Geen regie, wel montage
In vooroorlogs Nederland zijn er welgeteld twee vrouwen geweest die films hebben geregisseerd: Caroline Dommelen - van huis uit actrice - regisseerde begin jaren tien drie films. Revueartiest Adriënne Solser pakte het groter aan: zij richtte haar eigen productiemaatschappij op en regisseerde in de jaren twintig een aantal filmkluchten, waarbij ze ook de hoofdrol voor haar rekening nam. Maar zij waren uitzonderingen.
Montage had een relatief geringe status, want het werd vaak gezien als werk met weinig artistieke waarde. Dat is te zien aan de credits op de filmrol: van veel films tot medio jaren dertig waren die vaak beperkt tot regie, productie en camera - een enkele keer uitgebreid tot de naam van de decorbouwer.

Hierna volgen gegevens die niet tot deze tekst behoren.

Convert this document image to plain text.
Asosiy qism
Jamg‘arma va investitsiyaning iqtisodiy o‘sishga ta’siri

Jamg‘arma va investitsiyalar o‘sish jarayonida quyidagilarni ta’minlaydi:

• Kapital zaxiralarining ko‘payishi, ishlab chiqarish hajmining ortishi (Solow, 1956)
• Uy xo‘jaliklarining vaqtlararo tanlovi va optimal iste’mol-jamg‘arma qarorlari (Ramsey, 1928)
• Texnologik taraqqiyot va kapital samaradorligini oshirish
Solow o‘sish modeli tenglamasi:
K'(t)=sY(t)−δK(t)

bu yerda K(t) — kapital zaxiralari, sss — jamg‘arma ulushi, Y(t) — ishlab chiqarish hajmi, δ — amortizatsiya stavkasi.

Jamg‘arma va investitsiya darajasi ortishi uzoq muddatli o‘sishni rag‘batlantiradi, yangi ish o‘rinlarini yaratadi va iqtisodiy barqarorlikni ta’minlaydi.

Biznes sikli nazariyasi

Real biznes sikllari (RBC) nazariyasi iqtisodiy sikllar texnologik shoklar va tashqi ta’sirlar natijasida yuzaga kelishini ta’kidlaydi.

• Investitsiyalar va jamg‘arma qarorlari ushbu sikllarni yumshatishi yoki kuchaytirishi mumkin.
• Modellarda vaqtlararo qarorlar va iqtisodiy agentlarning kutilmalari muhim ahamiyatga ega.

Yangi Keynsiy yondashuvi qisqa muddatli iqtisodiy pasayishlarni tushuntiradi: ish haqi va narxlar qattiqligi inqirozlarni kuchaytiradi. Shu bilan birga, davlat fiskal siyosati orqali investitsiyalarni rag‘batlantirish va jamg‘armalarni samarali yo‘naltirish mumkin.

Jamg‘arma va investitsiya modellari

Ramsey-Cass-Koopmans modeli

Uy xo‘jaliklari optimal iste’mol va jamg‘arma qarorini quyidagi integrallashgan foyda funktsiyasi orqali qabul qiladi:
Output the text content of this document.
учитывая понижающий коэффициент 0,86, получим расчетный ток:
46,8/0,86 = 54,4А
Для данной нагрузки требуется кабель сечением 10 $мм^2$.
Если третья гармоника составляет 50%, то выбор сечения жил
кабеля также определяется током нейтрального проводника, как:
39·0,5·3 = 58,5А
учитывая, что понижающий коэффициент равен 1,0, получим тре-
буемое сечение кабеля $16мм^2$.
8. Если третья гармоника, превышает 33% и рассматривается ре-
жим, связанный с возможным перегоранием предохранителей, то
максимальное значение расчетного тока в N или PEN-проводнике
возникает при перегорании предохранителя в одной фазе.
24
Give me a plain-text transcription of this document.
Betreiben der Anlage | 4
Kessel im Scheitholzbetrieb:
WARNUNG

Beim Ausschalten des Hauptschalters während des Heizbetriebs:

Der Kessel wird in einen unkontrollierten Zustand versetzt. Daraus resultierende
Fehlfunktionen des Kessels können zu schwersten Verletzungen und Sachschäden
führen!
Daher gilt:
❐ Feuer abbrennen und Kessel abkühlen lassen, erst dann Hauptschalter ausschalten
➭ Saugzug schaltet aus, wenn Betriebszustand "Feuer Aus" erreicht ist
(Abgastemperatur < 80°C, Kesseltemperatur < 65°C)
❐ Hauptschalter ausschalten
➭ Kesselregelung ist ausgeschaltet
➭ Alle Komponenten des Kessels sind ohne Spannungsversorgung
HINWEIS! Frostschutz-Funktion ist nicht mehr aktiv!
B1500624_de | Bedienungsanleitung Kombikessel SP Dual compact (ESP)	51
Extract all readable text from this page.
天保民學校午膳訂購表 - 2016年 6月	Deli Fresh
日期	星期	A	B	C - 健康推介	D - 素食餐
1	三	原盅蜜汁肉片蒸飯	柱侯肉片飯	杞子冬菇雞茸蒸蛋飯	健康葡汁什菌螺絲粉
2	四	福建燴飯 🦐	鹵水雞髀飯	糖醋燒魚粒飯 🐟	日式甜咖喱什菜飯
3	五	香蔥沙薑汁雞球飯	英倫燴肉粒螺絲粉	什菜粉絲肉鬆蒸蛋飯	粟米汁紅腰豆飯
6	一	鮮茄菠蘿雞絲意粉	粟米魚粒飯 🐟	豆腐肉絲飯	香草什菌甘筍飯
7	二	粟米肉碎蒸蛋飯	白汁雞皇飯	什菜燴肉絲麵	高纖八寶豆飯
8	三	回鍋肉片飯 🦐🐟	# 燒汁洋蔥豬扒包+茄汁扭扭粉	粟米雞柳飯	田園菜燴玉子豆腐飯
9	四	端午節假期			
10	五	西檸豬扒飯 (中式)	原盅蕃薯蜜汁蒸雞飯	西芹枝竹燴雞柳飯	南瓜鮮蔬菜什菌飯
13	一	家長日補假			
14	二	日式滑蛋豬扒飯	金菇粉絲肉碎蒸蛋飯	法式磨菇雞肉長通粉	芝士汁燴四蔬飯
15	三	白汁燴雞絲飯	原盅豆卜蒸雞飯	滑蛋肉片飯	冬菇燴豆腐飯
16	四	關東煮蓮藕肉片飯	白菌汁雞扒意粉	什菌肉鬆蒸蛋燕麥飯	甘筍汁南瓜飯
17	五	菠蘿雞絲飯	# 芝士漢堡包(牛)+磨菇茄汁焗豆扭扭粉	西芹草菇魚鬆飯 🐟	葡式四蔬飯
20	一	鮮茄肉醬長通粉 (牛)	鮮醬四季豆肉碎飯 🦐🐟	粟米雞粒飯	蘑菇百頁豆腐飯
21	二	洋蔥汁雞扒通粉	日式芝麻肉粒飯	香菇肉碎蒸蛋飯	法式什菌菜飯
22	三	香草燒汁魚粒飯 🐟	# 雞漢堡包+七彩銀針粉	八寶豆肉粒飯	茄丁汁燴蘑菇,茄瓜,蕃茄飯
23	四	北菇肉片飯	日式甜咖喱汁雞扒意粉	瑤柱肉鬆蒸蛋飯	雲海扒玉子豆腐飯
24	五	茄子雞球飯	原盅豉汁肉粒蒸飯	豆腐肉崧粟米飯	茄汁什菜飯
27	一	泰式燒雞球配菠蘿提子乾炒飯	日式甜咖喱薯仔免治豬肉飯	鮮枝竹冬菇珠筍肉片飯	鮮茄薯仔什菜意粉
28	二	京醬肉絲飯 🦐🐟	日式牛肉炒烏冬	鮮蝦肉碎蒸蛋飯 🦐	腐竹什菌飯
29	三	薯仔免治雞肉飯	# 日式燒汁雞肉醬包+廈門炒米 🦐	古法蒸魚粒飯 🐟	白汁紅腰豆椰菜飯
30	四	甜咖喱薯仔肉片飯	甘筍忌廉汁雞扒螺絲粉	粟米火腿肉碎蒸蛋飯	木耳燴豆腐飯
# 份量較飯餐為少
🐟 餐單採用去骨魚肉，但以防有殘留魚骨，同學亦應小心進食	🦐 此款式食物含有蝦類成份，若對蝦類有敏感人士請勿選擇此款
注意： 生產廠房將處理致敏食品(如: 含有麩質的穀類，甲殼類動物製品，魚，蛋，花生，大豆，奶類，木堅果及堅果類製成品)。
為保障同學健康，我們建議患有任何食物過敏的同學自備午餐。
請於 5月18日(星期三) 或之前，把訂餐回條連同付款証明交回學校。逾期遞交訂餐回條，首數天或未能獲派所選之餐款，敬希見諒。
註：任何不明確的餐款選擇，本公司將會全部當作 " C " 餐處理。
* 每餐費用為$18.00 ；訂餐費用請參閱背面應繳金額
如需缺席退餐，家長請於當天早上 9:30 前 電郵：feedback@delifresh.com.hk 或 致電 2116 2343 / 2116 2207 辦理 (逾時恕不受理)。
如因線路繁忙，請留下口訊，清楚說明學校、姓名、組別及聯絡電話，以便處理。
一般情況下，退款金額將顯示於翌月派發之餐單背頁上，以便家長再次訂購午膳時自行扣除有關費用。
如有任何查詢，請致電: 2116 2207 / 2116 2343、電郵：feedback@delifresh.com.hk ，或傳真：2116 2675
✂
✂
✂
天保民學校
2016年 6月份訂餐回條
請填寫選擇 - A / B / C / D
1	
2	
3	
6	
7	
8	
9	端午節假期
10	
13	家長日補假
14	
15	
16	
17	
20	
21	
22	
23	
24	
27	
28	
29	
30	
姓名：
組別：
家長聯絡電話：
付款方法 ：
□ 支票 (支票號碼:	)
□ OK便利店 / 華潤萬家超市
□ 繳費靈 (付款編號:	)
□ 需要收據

Montage vereiste geduld en acuratesse – eigenschappen die maakten dat het als een geschikt beroep voor vrouwen werd gezien. Een meer pragmatische overweging was dat het om arbeidsintensief en dus duur werk ging, dat bovendien fysiek niet al te zwaar was. In dat opzicht is het niet vreemd dat vrouwen – goedkope arbeidskrachten - relatief vroeg terechtkwamen op de montageafdeling.
Dat wil niet zeggen dat er geen mannelijke editors waren: integendeel. Het merendeel van de Nederlandse speelfilms uit de jaren dertig wordt door een man gemonteerd: Oscar van Leer, Harry Ankersmit en met name Jan Teunissen hebben veel speelfilms gemonteerd.